Financial institutions such as banks, insurance companies and pension funds hold leverage over the companies and governments they provide money to for projects and activities affecting people and nature. This makes them an important ally for conservation organisations. But how to engage the financial sector? This guide offers practical tools.
The construction of dams, mines and large-scale agricultural operations requires large amounts of money. Institutional investors such as banks, insurance companies and pension funds are usually the ones who provide that money. They therefore hold leverage over the beneficiaries: if a government or company does not adhere to certain sustainability requirements, the financial institution can raise the issue, or in the worst case, redirect their money.
Preventing harm to people and nature
What many conservation organisations do not realise, is that financial institutions also benefit from preventing damage to people and nature. In addition to being dependent on well-functioning ecosystems in various ways, they face risk when they invest in companies that have a negative impact on people and nature.
It is not always easy for banks, insurance companies and pension funds to fully identify the risks associated with their investments. Certainly not when it comes to projects in remote areas in faraway countries. Local conservation organisations, on the other hand, often do have reliable information that provides insight into the impact of a particular economic activity.
Engaging the financial sector
Although cooperation between conservationists and financial institutions offers clear advantages, they often do not yet know how to find each other.
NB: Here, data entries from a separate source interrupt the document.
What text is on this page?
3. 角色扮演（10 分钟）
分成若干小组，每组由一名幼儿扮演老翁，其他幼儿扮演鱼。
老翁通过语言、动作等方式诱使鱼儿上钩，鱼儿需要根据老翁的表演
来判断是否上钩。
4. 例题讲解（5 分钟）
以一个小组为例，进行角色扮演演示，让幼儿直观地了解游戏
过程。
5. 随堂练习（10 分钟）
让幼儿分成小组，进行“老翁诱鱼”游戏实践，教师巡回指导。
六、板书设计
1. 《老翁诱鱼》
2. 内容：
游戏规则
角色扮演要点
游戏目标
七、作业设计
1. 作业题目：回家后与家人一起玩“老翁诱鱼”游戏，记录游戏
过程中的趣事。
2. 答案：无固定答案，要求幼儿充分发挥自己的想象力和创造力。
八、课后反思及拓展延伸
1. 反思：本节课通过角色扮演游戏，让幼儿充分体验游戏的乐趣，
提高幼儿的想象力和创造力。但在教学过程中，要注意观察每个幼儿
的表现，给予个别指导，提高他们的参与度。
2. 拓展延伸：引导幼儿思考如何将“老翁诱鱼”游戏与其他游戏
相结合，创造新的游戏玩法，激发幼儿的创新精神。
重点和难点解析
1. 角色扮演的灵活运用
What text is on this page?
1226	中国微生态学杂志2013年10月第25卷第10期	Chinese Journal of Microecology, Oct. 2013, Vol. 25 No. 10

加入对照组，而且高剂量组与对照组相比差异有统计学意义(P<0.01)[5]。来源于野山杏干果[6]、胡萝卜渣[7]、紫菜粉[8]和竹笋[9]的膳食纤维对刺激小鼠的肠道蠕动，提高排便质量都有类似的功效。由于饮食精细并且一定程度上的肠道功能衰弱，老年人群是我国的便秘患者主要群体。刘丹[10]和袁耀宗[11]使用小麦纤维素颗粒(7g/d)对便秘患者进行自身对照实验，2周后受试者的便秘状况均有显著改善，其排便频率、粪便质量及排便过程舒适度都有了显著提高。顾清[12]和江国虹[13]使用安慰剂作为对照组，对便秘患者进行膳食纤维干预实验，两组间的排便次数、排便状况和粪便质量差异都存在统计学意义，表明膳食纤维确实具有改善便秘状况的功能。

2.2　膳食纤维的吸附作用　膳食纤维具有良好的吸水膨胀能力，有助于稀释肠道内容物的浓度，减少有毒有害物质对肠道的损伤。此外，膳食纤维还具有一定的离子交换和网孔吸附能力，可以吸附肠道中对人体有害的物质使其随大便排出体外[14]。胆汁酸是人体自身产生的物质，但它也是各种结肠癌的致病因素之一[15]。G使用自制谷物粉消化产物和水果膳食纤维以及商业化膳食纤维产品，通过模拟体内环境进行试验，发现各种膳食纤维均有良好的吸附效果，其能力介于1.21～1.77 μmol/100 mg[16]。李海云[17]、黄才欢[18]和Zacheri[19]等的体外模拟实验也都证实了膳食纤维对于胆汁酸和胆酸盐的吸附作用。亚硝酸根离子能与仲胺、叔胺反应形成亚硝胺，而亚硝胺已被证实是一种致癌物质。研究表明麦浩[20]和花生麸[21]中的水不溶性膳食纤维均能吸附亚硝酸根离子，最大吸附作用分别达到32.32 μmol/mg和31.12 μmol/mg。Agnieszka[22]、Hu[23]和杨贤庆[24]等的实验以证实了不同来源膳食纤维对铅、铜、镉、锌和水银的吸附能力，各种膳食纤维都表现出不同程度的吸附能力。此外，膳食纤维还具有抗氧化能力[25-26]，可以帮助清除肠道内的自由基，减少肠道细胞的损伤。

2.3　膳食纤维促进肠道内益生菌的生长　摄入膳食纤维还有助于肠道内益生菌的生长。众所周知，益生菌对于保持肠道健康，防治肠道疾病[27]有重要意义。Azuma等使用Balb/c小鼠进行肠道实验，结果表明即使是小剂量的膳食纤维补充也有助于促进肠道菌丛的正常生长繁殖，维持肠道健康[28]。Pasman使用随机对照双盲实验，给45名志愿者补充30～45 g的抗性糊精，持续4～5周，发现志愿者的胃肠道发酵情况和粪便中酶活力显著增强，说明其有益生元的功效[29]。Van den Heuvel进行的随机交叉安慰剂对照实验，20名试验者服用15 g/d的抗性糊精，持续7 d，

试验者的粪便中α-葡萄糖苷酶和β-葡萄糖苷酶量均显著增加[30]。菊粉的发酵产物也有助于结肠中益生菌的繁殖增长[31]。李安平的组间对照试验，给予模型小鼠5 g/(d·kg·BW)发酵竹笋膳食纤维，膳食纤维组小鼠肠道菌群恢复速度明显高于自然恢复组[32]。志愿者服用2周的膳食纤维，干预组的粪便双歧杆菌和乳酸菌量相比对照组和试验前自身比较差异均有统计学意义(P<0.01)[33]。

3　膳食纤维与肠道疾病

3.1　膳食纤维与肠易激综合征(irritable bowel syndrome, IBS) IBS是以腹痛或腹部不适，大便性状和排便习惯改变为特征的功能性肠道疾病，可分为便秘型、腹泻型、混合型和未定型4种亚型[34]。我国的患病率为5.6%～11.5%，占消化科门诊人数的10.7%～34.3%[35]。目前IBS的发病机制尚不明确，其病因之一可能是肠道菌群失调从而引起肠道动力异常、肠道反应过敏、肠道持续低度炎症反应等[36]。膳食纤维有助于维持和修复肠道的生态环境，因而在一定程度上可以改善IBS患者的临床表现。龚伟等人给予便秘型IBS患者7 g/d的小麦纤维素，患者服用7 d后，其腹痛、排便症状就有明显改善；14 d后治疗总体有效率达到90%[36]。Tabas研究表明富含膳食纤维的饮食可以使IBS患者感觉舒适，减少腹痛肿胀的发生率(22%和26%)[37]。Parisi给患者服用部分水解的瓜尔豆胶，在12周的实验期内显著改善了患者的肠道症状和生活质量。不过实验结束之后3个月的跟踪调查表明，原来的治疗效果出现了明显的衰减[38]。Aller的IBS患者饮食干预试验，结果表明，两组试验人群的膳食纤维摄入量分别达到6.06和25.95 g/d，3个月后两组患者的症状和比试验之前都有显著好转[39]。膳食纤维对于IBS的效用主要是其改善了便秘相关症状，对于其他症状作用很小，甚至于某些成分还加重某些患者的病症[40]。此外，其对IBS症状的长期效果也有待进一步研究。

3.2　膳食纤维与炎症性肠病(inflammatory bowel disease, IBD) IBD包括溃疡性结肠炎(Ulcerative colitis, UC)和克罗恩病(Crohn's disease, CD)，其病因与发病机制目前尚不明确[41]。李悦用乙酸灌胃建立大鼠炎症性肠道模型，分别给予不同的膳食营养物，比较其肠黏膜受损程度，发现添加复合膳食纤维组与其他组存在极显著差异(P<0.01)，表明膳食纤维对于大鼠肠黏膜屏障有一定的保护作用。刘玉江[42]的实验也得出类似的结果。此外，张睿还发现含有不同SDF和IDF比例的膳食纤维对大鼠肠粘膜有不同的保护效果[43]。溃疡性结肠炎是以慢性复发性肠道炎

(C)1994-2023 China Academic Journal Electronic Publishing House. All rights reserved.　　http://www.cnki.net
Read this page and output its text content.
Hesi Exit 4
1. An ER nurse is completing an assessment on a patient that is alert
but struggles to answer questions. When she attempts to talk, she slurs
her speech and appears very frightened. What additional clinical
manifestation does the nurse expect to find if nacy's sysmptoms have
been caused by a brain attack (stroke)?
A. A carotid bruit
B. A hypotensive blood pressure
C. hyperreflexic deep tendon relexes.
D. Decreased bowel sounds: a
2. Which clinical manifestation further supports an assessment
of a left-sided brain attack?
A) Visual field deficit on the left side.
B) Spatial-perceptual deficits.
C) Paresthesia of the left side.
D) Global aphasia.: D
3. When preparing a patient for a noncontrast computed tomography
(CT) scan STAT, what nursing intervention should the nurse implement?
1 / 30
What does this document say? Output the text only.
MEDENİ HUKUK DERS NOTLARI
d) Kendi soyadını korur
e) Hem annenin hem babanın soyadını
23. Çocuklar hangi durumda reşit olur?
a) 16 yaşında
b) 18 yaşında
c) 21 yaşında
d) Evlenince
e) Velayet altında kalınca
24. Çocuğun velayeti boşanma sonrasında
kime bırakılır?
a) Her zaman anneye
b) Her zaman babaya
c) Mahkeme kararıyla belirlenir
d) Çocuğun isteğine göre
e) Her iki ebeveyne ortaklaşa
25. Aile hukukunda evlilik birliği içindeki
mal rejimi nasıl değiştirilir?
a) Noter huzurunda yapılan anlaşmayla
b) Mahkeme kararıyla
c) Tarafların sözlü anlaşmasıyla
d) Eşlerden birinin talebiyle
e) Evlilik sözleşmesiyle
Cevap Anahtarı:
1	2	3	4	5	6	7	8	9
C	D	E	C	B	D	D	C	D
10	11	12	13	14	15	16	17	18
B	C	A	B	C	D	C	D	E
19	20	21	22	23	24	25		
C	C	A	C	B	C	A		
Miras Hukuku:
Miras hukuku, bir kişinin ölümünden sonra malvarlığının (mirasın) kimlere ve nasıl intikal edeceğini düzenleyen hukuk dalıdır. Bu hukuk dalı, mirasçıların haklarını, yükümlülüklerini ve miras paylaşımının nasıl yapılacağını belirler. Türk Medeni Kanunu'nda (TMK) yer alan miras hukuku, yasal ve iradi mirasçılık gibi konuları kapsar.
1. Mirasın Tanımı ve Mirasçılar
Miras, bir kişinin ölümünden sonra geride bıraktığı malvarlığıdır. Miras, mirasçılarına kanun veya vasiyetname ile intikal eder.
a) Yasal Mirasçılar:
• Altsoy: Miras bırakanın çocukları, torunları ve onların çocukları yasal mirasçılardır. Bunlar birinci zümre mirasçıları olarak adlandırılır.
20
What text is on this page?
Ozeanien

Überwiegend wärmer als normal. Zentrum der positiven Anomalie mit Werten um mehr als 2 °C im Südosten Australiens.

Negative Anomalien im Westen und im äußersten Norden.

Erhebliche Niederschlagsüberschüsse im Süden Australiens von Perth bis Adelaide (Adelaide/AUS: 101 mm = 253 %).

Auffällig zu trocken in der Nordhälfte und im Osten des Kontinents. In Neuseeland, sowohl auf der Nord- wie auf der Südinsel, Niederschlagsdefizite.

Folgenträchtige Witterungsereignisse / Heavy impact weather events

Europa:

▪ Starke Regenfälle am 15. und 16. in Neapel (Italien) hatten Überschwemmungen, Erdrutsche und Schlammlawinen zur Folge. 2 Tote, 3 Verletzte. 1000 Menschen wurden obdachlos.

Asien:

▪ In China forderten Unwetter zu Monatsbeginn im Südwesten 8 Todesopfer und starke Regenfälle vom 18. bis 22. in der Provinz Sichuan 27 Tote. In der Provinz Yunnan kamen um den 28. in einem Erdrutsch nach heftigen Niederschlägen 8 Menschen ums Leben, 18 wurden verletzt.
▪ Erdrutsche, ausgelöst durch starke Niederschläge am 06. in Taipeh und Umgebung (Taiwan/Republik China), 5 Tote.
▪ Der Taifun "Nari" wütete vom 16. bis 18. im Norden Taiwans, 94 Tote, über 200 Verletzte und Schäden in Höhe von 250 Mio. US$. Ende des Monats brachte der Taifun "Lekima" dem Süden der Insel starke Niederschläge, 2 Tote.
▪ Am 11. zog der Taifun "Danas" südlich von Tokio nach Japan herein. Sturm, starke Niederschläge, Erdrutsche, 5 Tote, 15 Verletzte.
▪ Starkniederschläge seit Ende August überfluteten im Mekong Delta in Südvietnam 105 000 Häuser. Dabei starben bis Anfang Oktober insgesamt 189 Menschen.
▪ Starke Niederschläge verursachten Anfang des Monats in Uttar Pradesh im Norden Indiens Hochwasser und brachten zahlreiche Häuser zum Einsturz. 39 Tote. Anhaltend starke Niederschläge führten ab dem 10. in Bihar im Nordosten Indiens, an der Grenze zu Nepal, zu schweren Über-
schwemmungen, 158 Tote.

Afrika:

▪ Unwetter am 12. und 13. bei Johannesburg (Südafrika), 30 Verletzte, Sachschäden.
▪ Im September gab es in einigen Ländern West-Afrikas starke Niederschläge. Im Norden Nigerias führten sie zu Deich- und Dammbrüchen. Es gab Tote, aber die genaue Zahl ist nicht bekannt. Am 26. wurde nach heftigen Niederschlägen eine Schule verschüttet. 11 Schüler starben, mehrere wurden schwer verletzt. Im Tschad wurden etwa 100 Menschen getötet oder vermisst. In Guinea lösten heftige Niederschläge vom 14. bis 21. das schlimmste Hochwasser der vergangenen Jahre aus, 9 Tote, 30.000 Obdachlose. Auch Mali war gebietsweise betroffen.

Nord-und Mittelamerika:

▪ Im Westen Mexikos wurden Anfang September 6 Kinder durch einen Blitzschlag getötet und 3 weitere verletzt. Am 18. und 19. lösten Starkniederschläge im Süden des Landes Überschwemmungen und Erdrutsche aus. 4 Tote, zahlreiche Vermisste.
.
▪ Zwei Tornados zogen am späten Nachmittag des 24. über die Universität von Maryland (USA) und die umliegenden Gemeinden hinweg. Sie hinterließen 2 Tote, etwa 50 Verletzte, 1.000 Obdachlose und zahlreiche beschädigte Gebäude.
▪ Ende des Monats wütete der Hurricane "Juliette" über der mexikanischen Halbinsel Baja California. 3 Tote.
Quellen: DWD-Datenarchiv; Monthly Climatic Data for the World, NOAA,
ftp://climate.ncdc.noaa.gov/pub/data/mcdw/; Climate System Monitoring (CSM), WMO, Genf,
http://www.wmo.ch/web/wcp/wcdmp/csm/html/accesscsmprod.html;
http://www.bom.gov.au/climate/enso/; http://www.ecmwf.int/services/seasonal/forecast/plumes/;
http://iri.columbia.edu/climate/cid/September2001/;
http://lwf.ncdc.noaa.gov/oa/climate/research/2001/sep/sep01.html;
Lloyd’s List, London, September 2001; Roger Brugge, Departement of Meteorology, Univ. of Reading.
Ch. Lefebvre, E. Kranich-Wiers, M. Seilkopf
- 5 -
To change this, IUCN NL, WWF-NL and the Dutch Association of Investors for Sustainable Development (VBDO) have supported civil society organisations in Africa, Asia and Latin America in seeking collaboration with parties from the financial sector for the past five years.
Practical guide for conservation organisations
We have summarized the most important lessons from that process in a manual for conservation organisations. The guide covers everything you need to know before approaching a financial institution: how do they operate, which trade-offs do they make around their loans and investments? The guide then presents six concrete steps on how to engage financial institutions.